> I assumed it works correctly because it fixed my "too many open files" exception
It works, so at the end of the day that's what matters. The client vs server question, from my perspective, ultimately comes down to a question of test realism; in a real-world deployment you couldn't limit connections with client-side code because there are multiple clients. That's what I mean by "it doesn't make sense given that the error is server-side".
> Can you clarify why you think my use of semaphore does not make sense and why your suggestion is better? What is the benefit of dedicated coroutine?

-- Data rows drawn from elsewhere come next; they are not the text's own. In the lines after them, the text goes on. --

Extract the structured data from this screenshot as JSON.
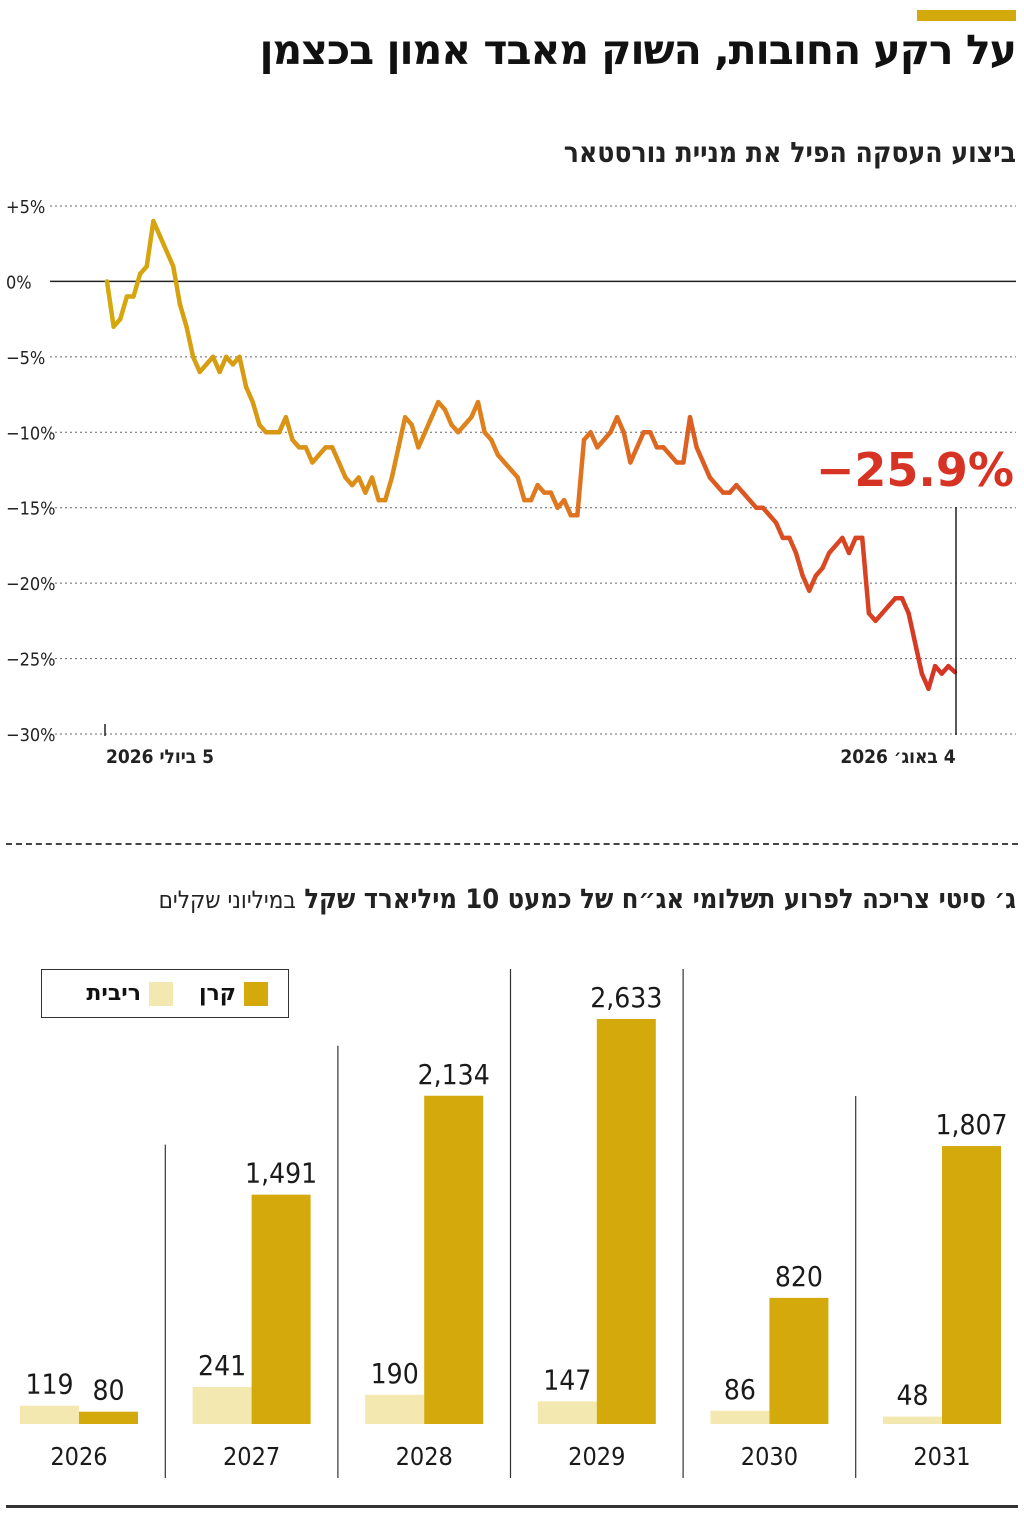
{
  "header": {
    "title": "על רקע החובות, השוק מאבד אמון בכצמן",
    "accent_color": "#d4a90c"
  },
  "line_section": {
    "title": "ביצוע העסקה הפיל את מניית נורסטאר"
  },
  "bar_section": {
    "title": "ג׳ סיטי צריכה לפרוע תשלומי אג״ח של כמעט 10 מיליארד שקל",
    "unit": "במיליוני שקלים"
  },
  "legend": {
    "principal": "קרן",
    "interest": "ריבית"
  },
  "chart_data": [
    {
      "type": "line",
      "title": "ביצוע העסקה הפיל את מניית נורסטאר",
      "y_ticks": [
        "+5%",
        "0%",
        "−5%",
        "−10%",
        "−15%",
        "−20%",
        "−25%",
        "−30%"
      ],
      "ylim": [
        -30,
        5
      ],
      "x_tick_labels": {
        "start": "5 ביולי 2026",
        "end": "4 באוג׳ 2026"
      },
      "annotation": "−25.9%",
      "grid": true,
      "colors": {
        "start": "#d4a90c",
        "mid": "#e07b20",
        "end": "#d63324"
      },
      "values": [
        0,
        -3,
        -2.5,
        -1,
        -1,
        0.5,
        1,
        4,
        3,
        2,
        1,
        -1.5,
        -3,
        -5,
        -6,
        -5.5,
        -5,
        -6,
        -5,
        -5.5,
        -5,
        -7,
        -8,
        -9.5,
        -10,
        -10,
        -10,
        -9,
        -10.5,
        -11,
        -11,
        -12,
        -11.5,
        -11,
        -11,
        -12,
        -13,
        -13.5,
        -13,
        -14,
        -13,
        -14.5,
        -14.5,
        -13,
        -11,
        -9,
        -9.5,
        -11,
        -10,
        -9,
        -8,
        -8.5,
        -9.5,
        -10,
        -9.5,
        -9,
        -8,
        -10,
        -10.5,
        -11.5,
        -12,
        -12.5,
        -13,
        -14.5,
        -14.5,
        -13.5,
        -14,
        -14,
        -15,
        -14.5,
        -15.5,
        -15.5,
        -10.5,
        -10,
        -11,
        -10.5,
        -10,
        -9,
        -10,
        -12,
        -11,
        -10,
        -10,
        -11,
        -11,
        -11.5,
        -12,
        -12,
        -9,
        -11,
        -12,
        -13,
        -13.5,
        -14,
        -14,
        -13.5,
        -14,
        -14.5,
        -15,
        -15,
        -15.5,
        -16,
        -17,
        -17,
        -18,
        -19.5,
        -20.5,
        -19.5,
        -19,
        -18,
        -17.5,
        -17,
        -18,
        -17,
        -17,
        -22,
        -22.5,
        -22,
        -21.5,
        -21,
        -21,
        -22,
        -24,
        -26,
        -27,
        -25.5,
        -26,
        -25.5,
        -25.9
      ]
    },
    {
      "type": "bar",
      "title": "ג׳ סיטי צריכה לפרוע תשלומי אג״ח של כמעט 10 מיליארד שקל",
      "unit": "במיליוני שקלים",
      "categories": [
        "2026",
        "2027",
        "2028",
        "2029",
        "2030",
        "2031"
      ],
      "series": [
        {
          "name": "ריבית",
          "values": [
            119,
            241,
            190,
            147,
            86,
            48
          ],
          "color": "#f2e8b0"
        },
        {
          "name": "קרן",
          "values": [
            80,
            1491,
            2134,
            2633,
            820,
            1807
          ],
          "color": "#d4a90c"
        }
      ],
      "value_labels": {
        "interest": [
          "119",
          "241",
          "190",
          "147",
          "86",
          "48"
        ],
        "principal": [
          "80",
          "1,491",
          "2,134",
          "2,633",
          "820",
          "1,807"
        ]
      },
      "ylim": [
        0,
        2633
      ],
      "legend_position": "top-left"
    }
  ]
}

I'm saying that mostly, but not exclusively, from a division of concerns standpoint. You're acquiring the semaphore in a completely different context than you're releasing it. On the one hand, that's partly a programming style issue. On the other hand, it can also have some really important consequences: for example, it's actually the event loop itself that is releasing the semaphore for you when the task is done. Because of the way the event loop works, it's hard to say exactly when the semaphore will be released. You want to hold it for the absolute minimum time possible, since it's holding up execution of other connections in the loop. Putting it into a dedicated coroutine makes it clearer what's going on, makes it such that the acquirer and releaser of the semaphore are the same, and means you are definitely holding the semaphore for the minimum amount of time possible (since, again, execution flow will not leave any particular coroutine until you yield/await another). In general I would say that releasing the semaphore in a callback is significantly more fragile, and mildly to moderately less performant, than creating a dedicated coroutine to hold the semaphore and handle the request.
Does that all make sense?
> Either it does not fail at all, which seems unlikely, or it fails silently, which is more likely and is bad.
That's a fair statement, I think. As an aside, the print statement is slow, so keep that in mind. It might actually be faster to have a single memory-mapped file for the whole thing, and then just append the error and traceback to the file. The built-in traceback library can be very useful for that. That's also a bit more realistic, since obviously IRL you wouldn't be using a print statement to keep track of errors. On a similar note, because file access is so slow, you'd be best off figuring out some way to remove the part where the server accesses the disk once per connection entirely. On a real-world system you'd possibly use some kind of memory caching system to do that, especially if you're just reading files and not writing them. That allows you to use a little more memory (potentially as little as enough to have a single copy of the file in memory) to drastically improve performance.